How are values containing commas, quotes, or newlines escaped?

The converter follows RFC 4180: a value containing a comma, double-quote, or newline is wrapped in double quotes. Embedded double-quotes inside such a value are doubled (the literal " becomes ""). This is the encoding Excel, Google Sheets, and most CSV parsers expect — your file will open correctly without manual cleanup.

Does the CSV open directly in Microsoft Excel?

Yes. The output uses comma as the delimiter and standard RFC 4180 quoting, which Excel reads natively when you save the result as a .csv file. For locales where Excel expects semicolons (Germany, France) you may need to use Excel's "Text to Columns" feature or change the system list separator.

What happens with deeply nested XML elements?

Only the first level under each record element becomes a column. If a record has nested children (e.g. <order><address><city>...</city></address></order>) the converter takes the address element's combined text content as the value. To split nested fields into columns, flatten the XML first or use the XML to JSON tool, then process the JSON in code.

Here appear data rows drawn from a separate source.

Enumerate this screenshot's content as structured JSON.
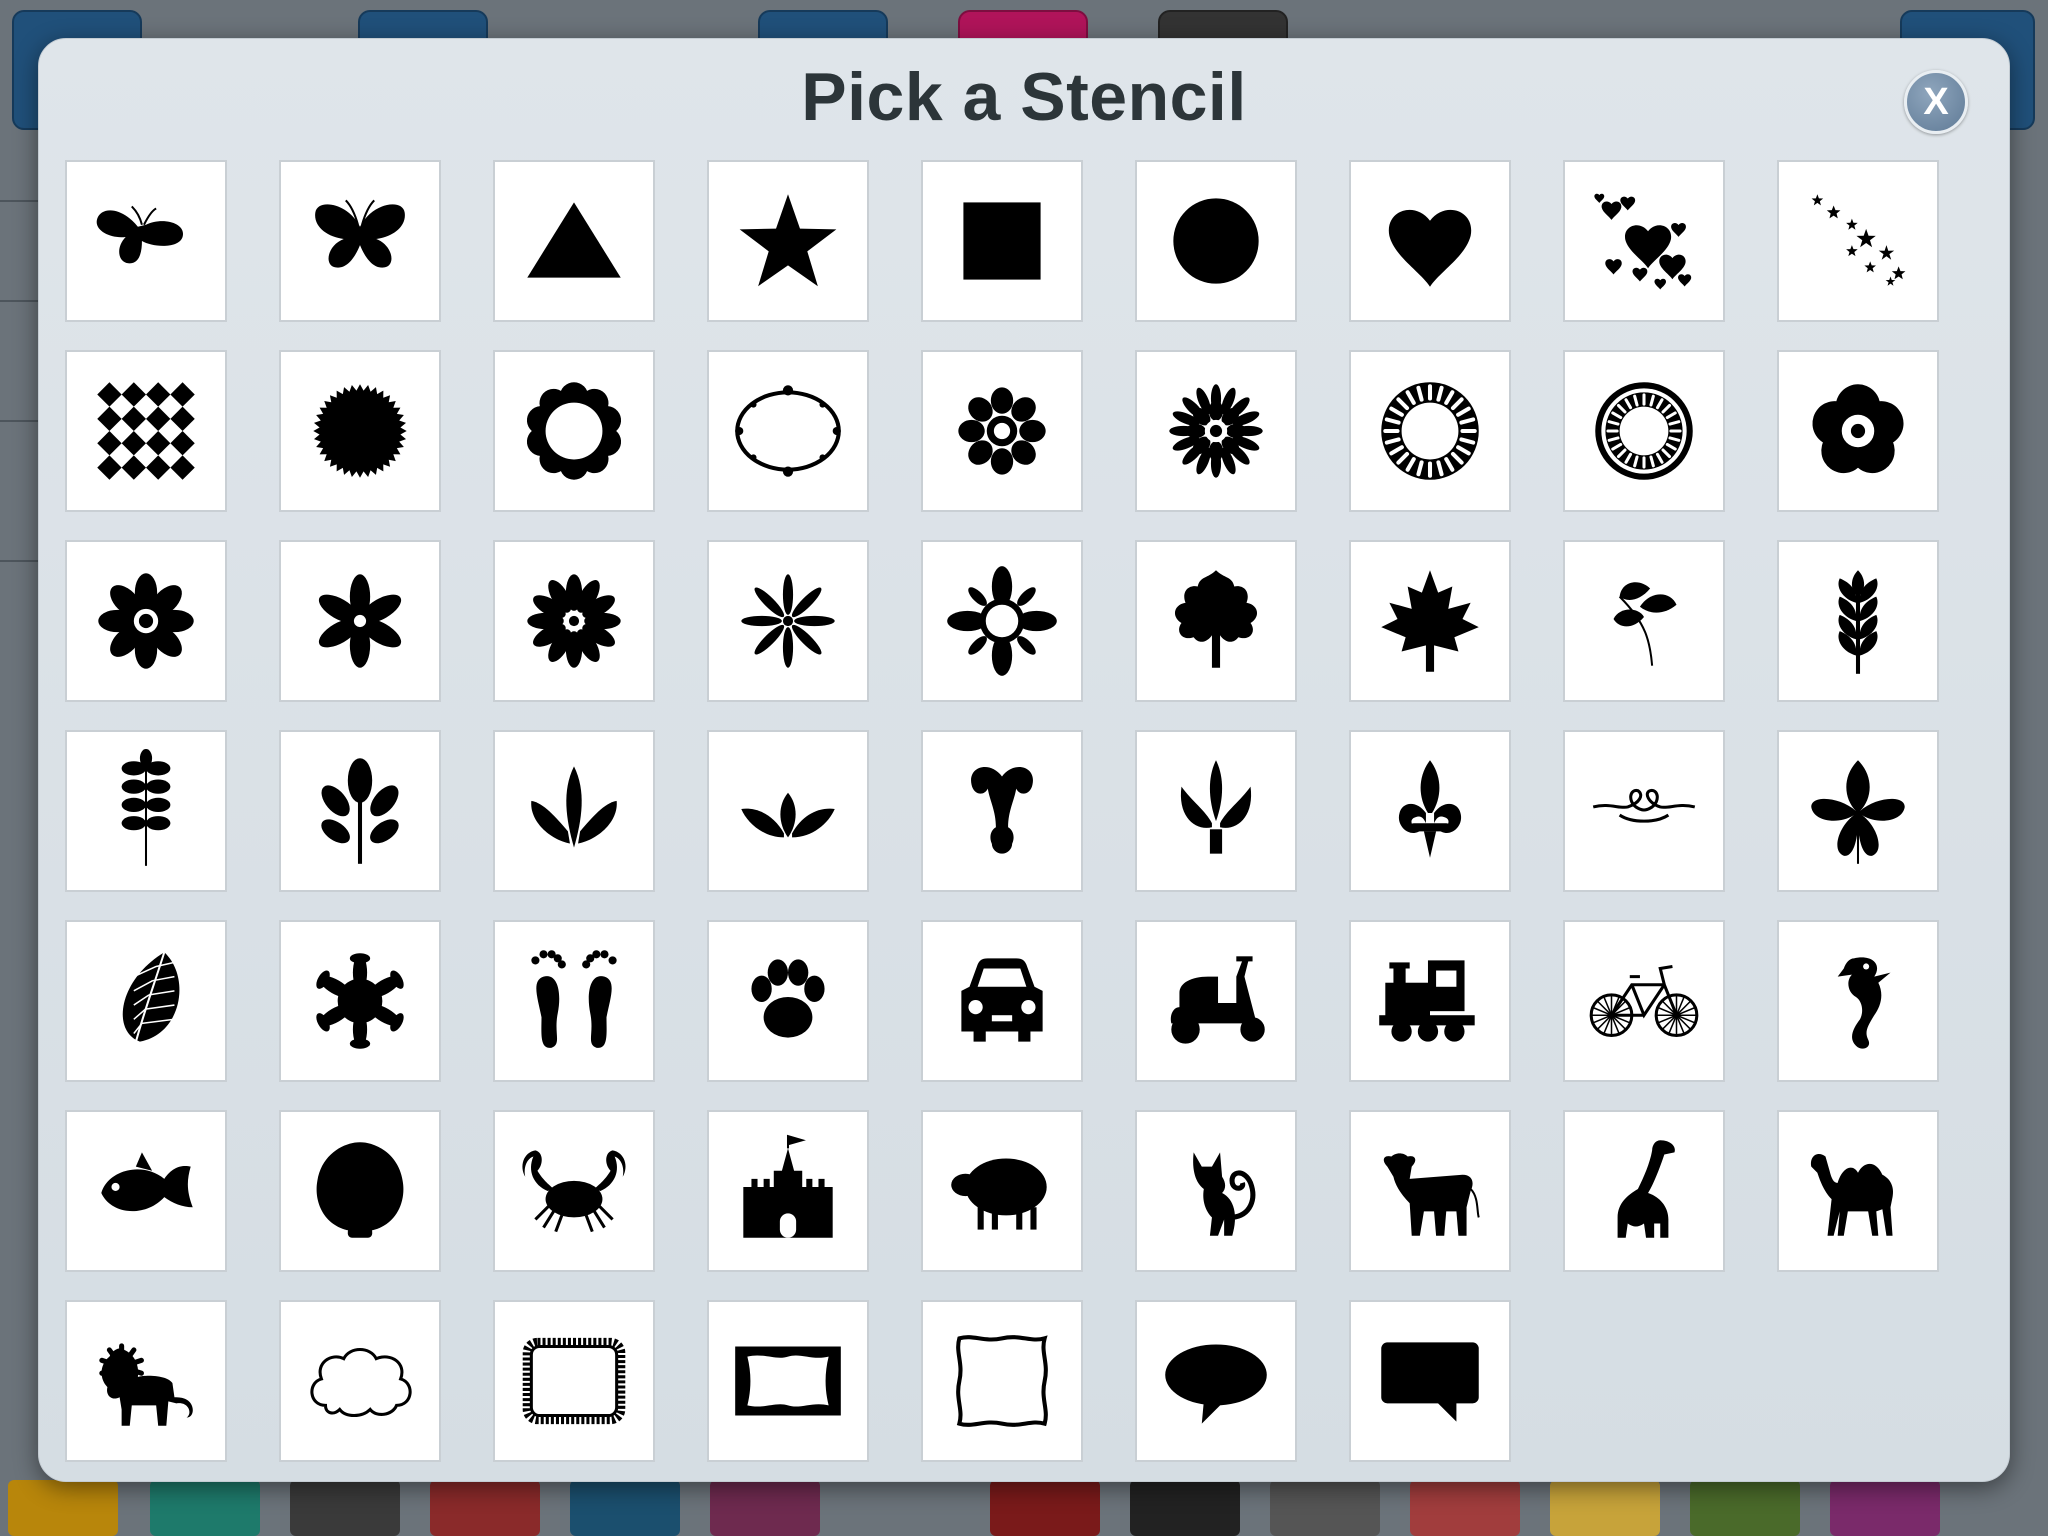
{
  "dialog": {
    "title": "Pick a Stencil",
    "close_label": "X"
  },
  "stencils": [
    "butterfly-side",
    "butterfly",
    "triangle",
    "star",
    "square",
    "circle",
    "heart",
    "hearts-scatter",
    "stars-scatter",
    "diamond-pattern",
    "sunburst-seal",
    "scalloped-circle",
    "ornate-oval-frame",
    "flower-petals",
    "daisy-starburst",
    "ring-of-petals",
    "mandala-ring",
    "pansy-flower",
    "daisy",
    "six-petal-flower",
    "chrysanthemum",
    "eight-petal-star-flower",
    "snowflake-medallion",
    "oak-leaf",
    "maple-leaf",
    "three-leaf-sprig",
    "wheat-sprig",
    "fern-sprig",
    "five-leaf-branch",
    "fleur-sprout",
    "tulip-swoosh",
    "ornamental-finial",
    "lotus-ornament",
    "fleur-de-lis",
    "scroll-flourish",
    "chestnut-leaf",
    "veined-leaf",
    "snowflake",
    "footprints",
    "paw-print",
    "car",
    "scooter",
    "train",
    "bicycle",
    "seahorse",
    "fish",
    "seashell",
    "crab",
    "castle",
    "sheep",
    "cat",
    "cow",
    "giraffe",
    "camel",
    "lion",
    "cloud-frame",
    "scalloped-rectangle-frame",
    "wavy-rectangle-frame",
    "wavy-square-frame",
    "speech-bubble-oval",
    "speech-bubble-rect"
  ]
}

Can I include XML attributes as CSV columns?

The current implementation maps element names to columns rather than attributes. If your data lives in attributes (e.g. <order id="1001">), use the XML to JSON converter first to surface attributes as @-prefixed keys, then transform that JSON to CSV with a small script — or restructure the XML so the data is in child elements before converting.

Is the conversion done on a server?

No. The DOMParser runs inside your browser. Order exports, customer lists, and any commercially sensitive XML never leaves your machine. Open DevTools → Network and click Convert — there are no requests.

How big can the XML input be?

Practically, browsers handle several megabytes of XML without trouble. For very large feeds (50+ MB) you may notice a brief pause during parsing. There are no rate limits or upload caps because nothing is sent over the network.